Kim Ruhl and Timothy Kehoe
Many of the institutional factors said to impede growth in Mexico—labor market rigidities, inefficient financial institutions and deficiencies in the rule of law—are also present in China. In Why Have Economic Reforms in Mexico Not Generated Growth? (Staff Report 453), Timothy Kehoe and Kim Ruhl examine whether standard economic theory can explain why China has grown so much more rapidly than Mexico in the past two decades.
Both countries have opened themselves to trade and foreign direct investment; Mexico implemented additional market-oriented changes, such as fiscal reforms and privatization of government-operated firms. “In spite of these reforms, Mexico’s economic growth since 1985 has been modest, at best,” write Kehoe and Ruhl. “This growth is especially disappointing if we compare it with that of China.” Real GDP per working-age person grew by 510 percent in China from 1985 to 2008, but only 10 percent in Mexico. “In this paper, we ask why Mexico’s reforms did not result in higher rates of economic growth.”
To answer that question, the authors develop a theoretical framework in which countries far behind the “industrial leader”—the United States over the past century—can grow rapidly for a limited period without major reforms to either labor markets or legal and financial systems. By adopting the stock of knowledge created by industrial leaders, they hypothesize, poorer countries can increase total factor productivity and experience a period of rapid “catch-up” growth.
At some point, however, institutional constraints bind, and growth in GDP per working-age person will level off at a trend rate of about 2 percent per year. Only by enacting significant reforms can countries experience growth rates that exceed the trend rate, but “the possibilities for such catch-up growth depend on the distance of the developing economy from the (industrial leader) frontier.”
Mexico experienced a period of this catch-up growth from 1953 to 1981, enjoying 3.8 percent annual growth in real GDP per working-age person. Thus, despite its rapid recent growth, China was still substantially poorer than Mexico in 2008, with a GDP per working-age person of $7,986 compared with Mexico’s $20,755.

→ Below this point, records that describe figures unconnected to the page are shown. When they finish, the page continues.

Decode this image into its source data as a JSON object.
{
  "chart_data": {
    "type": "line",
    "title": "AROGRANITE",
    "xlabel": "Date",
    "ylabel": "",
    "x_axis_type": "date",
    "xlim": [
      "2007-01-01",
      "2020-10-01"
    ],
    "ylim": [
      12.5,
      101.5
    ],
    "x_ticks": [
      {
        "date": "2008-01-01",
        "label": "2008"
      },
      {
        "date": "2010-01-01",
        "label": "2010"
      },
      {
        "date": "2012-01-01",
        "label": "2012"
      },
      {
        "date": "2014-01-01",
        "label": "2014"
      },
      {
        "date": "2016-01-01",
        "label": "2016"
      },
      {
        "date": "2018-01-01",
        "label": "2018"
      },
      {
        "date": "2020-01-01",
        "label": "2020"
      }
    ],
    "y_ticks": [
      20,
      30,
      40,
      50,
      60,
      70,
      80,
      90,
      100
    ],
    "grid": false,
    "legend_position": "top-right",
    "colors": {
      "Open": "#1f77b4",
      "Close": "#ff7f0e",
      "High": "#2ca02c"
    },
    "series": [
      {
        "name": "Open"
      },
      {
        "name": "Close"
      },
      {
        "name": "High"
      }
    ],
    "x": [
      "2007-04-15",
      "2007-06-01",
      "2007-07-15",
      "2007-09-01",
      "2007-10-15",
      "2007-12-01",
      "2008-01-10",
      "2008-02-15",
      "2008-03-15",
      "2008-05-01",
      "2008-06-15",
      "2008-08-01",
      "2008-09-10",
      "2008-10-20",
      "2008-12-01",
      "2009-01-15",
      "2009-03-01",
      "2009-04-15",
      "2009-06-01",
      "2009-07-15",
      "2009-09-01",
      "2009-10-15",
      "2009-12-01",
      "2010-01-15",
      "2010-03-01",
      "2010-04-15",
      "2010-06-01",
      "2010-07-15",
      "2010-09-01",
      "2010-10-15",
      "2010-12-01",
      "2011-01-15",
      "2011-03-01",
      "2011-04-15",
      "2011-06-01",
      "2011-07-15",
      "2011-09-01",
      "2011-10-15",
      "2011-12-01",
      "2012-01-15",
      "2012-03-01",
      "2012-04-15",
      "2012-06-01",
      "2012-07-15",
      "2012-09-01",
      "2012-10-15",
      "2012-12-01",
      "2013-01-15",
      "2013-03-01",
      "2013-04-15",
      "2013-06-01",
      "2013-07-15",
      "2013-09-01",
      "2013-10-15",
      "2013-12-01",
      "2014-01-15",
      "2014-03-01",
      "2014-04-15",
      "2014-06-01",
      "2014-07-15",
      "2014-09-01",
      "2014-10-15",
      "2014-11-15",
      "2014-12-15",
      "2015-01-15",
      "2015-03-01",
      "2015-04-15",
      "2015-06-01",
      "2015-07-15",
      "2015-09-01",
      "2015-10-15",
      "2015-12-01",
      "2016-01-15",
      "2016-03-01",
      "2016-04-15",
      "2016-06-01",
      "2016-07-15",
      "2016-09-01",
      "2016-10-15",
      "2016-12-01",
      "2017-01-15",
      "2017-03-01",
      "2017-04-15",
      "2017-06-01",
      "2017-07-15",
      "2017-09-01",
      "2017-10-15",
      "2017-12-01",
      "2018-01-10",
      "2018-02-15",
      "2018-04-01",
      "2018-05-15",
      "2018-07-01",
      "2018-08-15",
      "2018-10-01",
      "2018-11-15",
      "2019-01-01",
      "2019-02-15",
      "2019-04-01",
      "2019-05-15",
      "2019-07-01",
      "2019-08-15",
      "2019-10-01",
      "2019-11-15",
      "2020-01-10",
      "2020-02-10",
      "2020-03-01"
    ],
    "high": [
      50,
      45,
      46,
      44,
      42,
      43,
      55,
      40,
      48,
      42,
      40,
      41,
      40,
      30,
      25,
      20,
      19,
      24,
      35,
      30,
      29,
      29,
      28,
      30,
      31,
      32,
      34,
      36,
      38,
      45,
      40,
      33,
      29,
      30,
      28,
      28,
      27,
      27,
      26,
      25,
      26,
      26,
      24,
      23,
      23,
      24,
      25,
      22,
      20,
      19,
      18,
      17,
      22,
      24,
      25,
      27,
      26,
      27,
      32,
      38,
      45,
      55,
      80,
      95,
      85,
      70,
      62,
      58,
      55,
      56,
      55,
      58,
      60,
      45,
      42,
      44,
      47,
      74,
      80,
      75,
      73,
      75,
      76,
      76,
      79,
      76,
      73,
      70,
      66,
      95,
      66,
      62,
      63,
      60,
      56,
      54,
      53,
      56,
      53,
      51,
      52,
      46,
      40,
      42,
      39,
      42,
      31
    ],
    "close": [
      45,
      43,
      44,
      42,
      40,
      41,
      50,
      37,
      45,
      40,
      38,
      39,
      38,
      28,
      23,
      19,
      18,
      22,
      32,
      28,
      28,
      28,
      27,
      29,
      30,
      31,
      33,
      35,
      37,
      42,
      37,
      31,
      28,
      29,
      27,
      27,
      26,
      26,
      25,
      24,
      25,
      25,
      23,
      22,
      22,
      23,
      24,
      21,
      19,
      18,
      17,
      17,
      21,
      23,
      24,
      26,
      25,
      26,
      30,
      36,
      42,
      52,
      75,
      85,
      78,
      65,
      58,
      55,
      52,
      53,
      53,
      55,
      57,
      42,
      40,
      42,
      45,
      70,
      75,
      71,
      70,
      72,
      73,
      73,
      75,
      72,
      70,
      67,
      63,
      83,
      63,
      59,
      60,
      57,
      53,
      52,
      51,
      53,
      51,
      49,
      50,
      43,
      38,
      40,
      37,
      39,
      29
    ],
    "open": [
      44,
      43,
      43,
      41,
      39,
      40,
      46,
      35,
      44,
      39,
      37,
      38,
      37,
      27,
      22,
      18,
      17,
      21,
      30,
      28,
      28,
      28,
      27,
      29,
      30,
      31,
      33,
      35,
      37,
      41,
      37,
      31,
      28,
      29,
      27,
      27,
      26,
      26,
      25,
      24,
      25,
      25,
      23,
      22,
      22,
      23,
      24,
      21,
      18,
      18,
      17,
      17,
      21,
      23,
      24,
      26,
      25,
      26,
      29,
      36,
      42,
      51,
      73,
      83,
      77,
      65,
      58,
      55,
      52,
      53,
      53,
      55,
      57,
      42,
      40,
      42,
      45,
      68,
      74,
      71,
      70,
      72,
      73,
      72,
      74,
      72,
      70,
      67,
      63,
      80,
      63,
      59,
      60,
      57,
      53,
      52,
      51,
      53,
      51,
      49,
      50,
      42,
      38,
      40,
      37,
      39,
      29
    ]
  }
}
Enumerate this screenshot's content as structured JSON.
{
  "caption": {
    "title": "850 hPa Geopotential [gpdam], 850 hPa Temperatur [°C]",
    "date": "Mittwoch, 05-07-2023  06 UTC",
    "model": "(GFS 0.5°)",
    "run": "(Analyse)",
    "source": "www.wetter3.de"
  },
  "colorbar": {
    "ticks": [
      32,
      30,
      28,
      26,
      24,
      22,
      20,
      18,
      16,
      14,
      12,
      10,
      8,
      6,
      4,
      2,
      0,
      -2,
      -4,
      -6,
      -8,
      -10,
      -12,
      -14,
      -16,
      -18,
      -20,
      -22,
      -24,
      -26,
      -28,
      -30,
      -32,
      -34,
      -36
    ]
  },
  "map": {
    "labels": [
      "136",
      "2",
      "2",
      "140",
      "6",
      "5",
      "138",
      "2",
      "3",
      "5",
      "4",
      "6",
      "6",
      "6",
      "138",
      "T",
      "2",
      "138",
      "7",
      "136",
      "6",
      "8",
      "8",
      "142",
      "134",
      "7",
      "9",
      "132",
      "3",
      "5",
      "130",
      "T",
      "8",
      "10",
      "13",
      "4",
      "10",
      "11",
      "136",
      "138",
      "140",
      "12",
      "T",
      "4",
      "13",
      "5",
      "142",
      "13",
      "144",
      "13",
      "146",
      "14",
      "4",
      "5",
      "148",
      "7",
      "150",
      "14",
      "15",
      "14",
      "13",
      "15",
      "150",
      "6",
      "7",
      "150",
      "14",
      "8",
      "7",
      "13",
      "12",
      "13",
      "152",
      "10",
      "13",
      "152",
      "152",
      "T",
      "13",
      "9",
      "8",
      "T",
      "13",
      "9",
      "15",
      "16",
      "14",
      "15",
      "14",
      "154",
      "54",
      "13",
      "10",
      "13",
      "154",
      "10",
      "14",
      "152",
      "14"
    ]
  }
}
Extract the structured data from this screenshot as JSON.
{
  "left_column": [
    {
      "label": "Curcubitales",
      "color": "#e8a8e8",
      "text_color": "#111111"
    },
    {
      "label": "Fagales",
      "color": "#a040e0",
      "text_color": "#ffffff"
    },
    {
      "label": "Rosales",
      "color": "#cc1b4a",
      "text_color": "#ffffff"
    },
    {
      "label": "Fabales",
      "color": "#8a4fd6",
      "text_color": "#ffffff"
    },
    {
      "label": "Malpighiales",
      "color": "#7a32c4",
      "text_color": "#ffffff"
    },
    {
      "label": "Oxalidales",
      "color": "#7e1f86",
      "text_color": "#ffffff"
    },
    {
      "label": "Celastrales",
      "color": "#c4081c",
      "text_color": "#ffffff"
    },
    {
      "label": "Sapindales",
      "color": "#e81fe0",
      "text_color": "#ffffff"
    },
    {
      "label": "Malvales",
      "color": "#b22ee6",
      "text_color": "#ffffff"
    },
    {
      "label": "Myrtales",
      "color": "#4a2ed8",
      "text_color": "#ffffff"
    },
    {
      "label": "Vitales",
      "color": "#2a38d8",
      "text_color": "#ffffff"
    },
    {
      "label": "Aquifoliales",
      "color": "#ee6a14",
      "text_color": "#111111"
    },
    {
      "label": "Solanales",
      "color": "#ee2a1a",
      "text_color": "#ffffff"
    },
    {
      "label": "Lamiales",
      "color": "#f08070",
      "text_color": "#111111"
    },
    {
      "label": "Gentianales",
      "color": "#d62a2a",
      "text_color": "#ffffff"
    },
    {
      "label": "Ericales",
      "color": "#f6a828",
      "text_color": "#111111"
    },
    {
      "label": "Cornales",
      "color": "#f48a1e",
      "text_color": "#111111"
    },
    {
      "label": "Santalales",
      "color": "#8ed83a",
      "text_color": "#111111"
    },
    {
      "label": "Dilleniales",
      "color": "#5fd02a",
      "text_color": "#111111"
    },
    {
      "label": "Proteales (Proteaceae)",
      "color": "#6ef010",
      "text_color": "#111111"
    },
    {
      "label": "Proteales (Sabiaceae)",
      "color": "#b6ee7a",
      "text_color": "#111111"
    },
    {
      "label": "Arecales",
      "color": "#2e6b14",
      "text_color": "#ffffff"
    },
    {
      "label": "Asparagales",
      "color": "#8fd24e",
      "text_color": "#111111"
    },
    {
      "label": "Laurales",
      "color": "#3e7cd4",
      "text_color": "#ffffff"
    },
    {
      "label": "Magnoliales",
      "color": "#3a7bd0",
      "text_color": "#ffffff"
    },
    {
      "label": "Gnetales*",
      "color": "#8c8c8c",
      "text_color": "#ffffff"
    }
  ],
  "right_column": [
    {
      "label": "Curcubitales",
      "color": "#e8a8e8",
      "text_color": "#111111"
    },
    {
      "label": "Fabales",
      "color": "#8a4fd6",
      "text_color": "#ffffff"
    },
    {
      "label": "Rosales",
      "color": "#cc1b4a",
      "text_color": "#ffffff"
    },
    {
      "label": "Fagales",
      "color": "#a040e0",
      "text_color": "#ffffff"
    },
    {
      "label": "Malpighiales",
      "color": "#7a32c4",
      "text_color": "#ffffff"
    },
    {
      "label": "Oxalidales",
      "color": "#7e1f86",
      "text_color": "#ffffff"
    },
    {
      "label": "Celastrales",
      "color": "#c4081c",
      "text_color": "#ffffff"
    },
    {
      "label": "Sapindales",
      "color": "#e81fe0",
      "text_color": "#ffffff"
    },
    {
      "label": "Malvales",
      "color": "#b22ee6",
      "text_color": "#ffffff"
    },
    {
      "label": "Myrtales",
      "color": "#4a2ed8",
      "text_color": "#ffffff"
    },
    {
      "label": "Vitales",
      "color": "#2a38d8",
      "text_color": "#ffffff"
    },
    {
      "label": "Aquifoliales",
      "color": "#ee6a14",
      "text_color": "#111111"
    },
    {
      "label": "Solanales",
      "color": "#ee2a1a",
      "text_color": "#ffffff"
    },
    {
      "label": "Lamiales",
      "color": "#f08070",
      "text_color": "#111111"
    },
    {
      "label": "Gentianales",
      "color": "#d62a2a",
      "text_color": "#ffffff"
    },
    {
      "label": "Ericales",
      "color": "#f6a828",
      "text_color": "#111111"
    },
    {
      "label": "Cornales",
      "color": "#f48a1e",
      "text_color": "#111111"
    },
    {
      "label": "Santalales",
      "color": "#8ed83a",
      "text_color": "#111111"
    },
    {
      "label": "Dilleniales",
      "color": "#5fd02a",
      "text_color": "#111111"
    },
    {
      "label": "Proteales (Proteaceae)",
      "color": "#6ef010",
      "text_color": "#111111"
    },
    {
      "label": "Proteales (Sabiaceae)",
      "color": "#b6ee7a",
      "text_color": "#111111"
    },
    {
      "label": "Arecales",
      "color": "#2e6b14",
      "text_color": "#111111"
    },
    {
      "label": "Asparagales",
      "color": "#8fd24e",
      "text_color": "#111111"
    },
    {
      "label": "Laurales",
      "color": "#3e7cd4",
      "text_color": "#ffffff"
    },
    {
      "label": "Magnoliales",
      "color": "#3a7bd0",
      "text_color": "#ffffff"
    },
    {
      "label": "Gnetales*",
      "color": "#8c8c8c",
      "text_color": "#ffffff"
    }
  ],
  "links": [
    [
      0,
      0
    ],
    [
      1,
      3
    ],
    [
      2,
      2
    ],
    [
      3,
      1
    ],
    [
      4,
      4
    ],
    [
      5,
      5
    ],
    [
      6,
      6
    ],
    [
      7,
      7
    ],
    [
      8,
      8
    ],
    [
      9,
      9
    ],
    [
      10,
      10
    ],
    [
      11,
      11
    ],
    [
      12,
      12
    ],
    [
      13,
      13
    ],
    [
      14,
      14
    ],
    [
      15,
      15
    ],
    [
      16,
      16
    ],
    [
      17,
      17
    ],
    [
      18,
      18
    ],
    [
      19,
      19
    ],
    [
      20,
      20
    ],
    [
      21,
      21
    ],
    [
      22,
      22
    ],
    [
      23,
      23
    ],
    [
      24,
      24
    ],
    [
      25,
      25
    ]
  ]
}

The authors point out that a small part of the perceived “growth gap” between China and Mexico is apparent rather than real. They calculate that changes in China’s terms of trade may be causing Chinese consumers to benefit less from growth than real GDP measures would indicate. Real GDP is invariant with respect to changes in the terms of trade. In contrast, real gross domestic income (GDI) adjusts the trade balance using the import price deflator: Exports are valued in terms of the amount of imports they could purchase. Using World Bank data to estimate the effect of China’s terms of trade on GDI suggests that Chinese real GDP overstates the growth in real GDI by almost 8 percentage points over the decade considered. The economists also adjust for the welfare benefits of consuming a greater variety of goods. These measurements seem to indicate that Mexico has reaped substantial benefits from trade liberalization despite its relatively slow GDP growth.
But such measurement issues are a small part of the overall conundrum. Increases in productivity drive economic growth, argue the economists, and so an explanation of why Mexico stagnated while China grew rapidly must focus on productivity trends in both countries and reasons for those trends. “Our theory suggests that the factors that currently impede growth in Mexico, such as inefficient financial institutions, and insufficient rule of law, and rigidities in the labor market, do not yet do so in China because China has not yet reached a sufficient level of economic development,” they write.
These factors will become more important as China grows further, Kehoe and Ruhl predict, and observers should expect sharp deceleration in China’s growth if it fails to significantly reform its economic and legal institutions.